Frankly, I use my phone and tablet to further my religious practices from the standpoint that they have digital copies of scripture, I access my website from them, and “jot” down ideas and thoughts on them.  I do not ask my mobile devices to do the spiritual work.  Curious as I am, I downloaded this ePrayer app and was less than enthusiastic about what I saw.  Here is the main screen:

(Image courtesy of

Apparently, I am supposed to select, from a drop down list no less, the “purpose of my prayer.”  I can choose from the following:

peace in Middle East,
canonization of J. Paul II,
health for Steve Jobs,
blessings to all animals,
happiness to all people,
wealth for my family,
success in work and private life,
divine inspiration,
health for my family and friends,
fast healing and recovery.

I clearly have issues with this list, which is neither sufficient or fully appropriate.  Nor is it updated because there’s really no point in praying for the health of Steve Jobs who passed away two weeks ago.  There’s no mention of anything other than material and physical blessings here.  No call for forgiveness, or deeper relationship with God.  What is divine inspiration supposed to mean?  There’s nothing personal or inspired about this list.  At best, it is generic.  At worst, it’s insulting to God to think that everything worth praying about can be summed up in 10 categorical options.
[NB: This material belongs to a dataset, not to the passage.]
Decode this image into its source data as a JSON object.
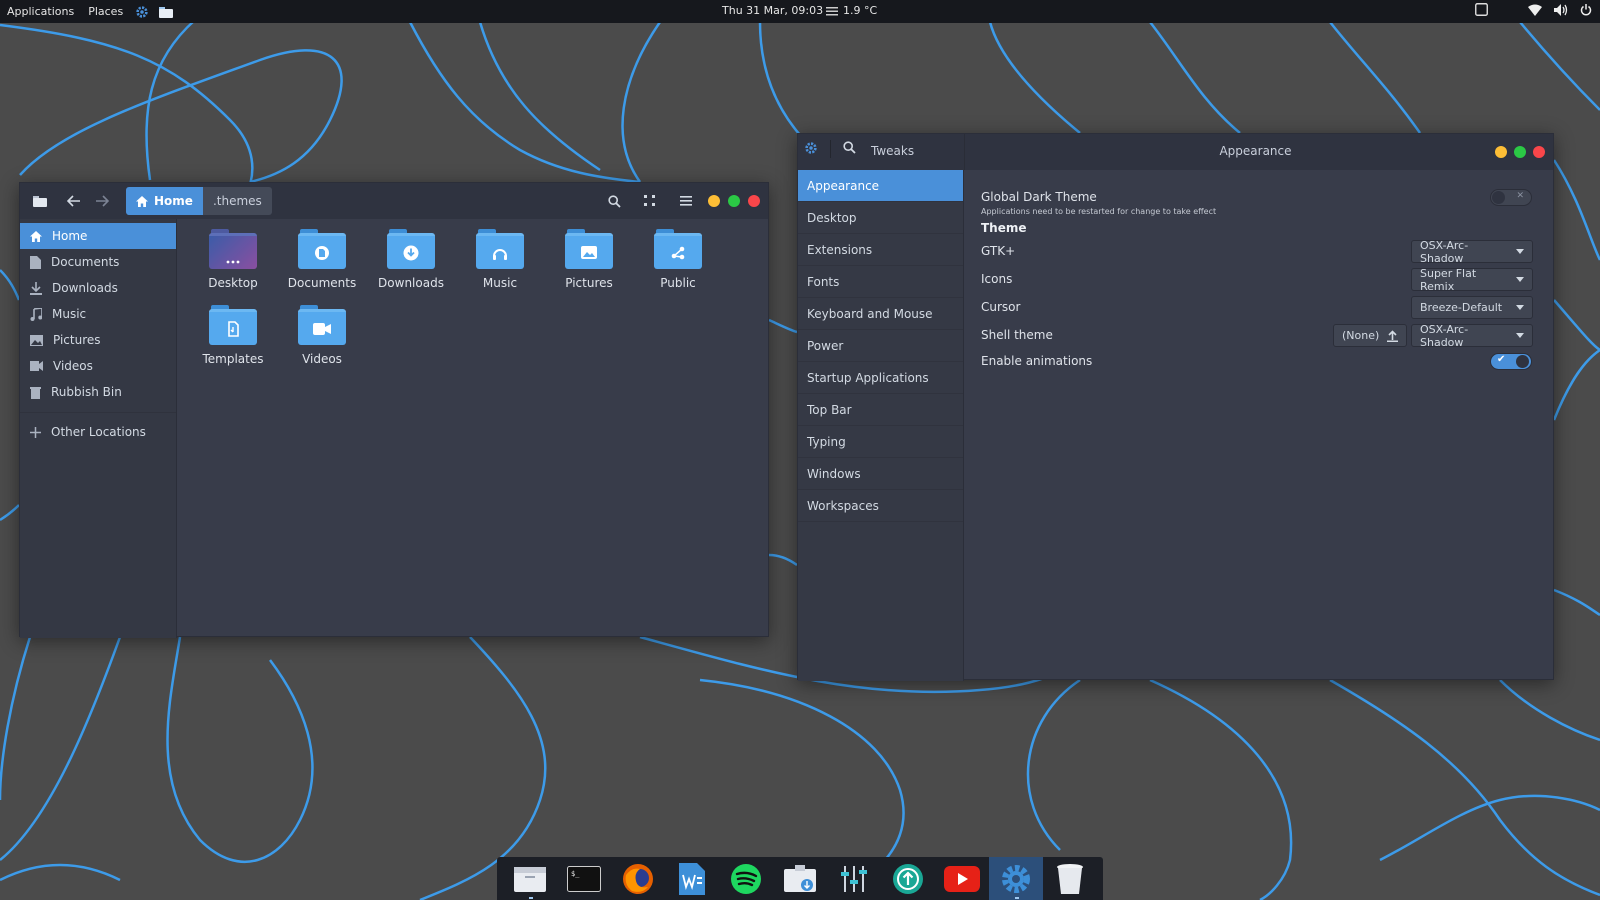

If I wasn’t feeling the Catholic under current, which is not bad in and of itself, there is the next fill in the blank of “choice of saint.”  These choices are very interesting:

Holy Virgin Mary,
St. Francis of Assisi,
St.Hildegard of Bingen,
St. Benedict of Nursia.

Top choice is the Virgin Mary.  Then three seemingly random saints.  I’ve never heard anyone pray to Hildegard of Bingen and I love her music!  I have three albums.  I have heard countless prayers to Saint Anthony (for those that have lost something), Saint Joseph (to sell a house), Saint Patrick (for the Irish), Saint Michael (for police), and Saint Augustine (for strong faith).  What about praying to God?  The Father?  The Son?  The Holy Spirit?  Why are these not even options???

Finally pick your “prayer.”  You have binary choices of the Lord’s Prayer or a Hail Mary.  Pick your  “count” between 1 and up to 10 times.  Click “start” and you are off.  To what I do not know, but the app runs its course aka. the saint’s picture chosen becomes the background and the prayer chosen scrolls up the screen for you to read, I suppose in a prayerful state.  It looks something like this:

(Image courtesy of

So what would Jesus think?  I think he would be saddened that we have taken something as sacred and precious as prayer and turned it into a multiple choice exercise.  Prayer is not an obligation that requires statistics (this app will provide you those too).  It is the conduit through which we reach out to our God and God reaches back.  We open communication and allow for the movement of the Holy Spirit within us.  In prayer we open ourselves up to God and allow ourselves to see who we really are and what we have really done.  In that revelation, we might discover that we need to ask for forgiveness, or that we need to give thanks.  Probably a mixture of both.  Prayer is not to be a virtual to do list.  That is not what Christ taught us to do.  Christ taught us to set aside time and be intentional about prayer.  Mostly, prayer is hard work.  It requires a desire to do it, the perseverance to follow through, and a willingness to let God respond. 

So while I can see the benefit of an app that helps us keep a digital running list of things we are praying about, for, and over; I think this particular app has missed the mark.  Uninstall.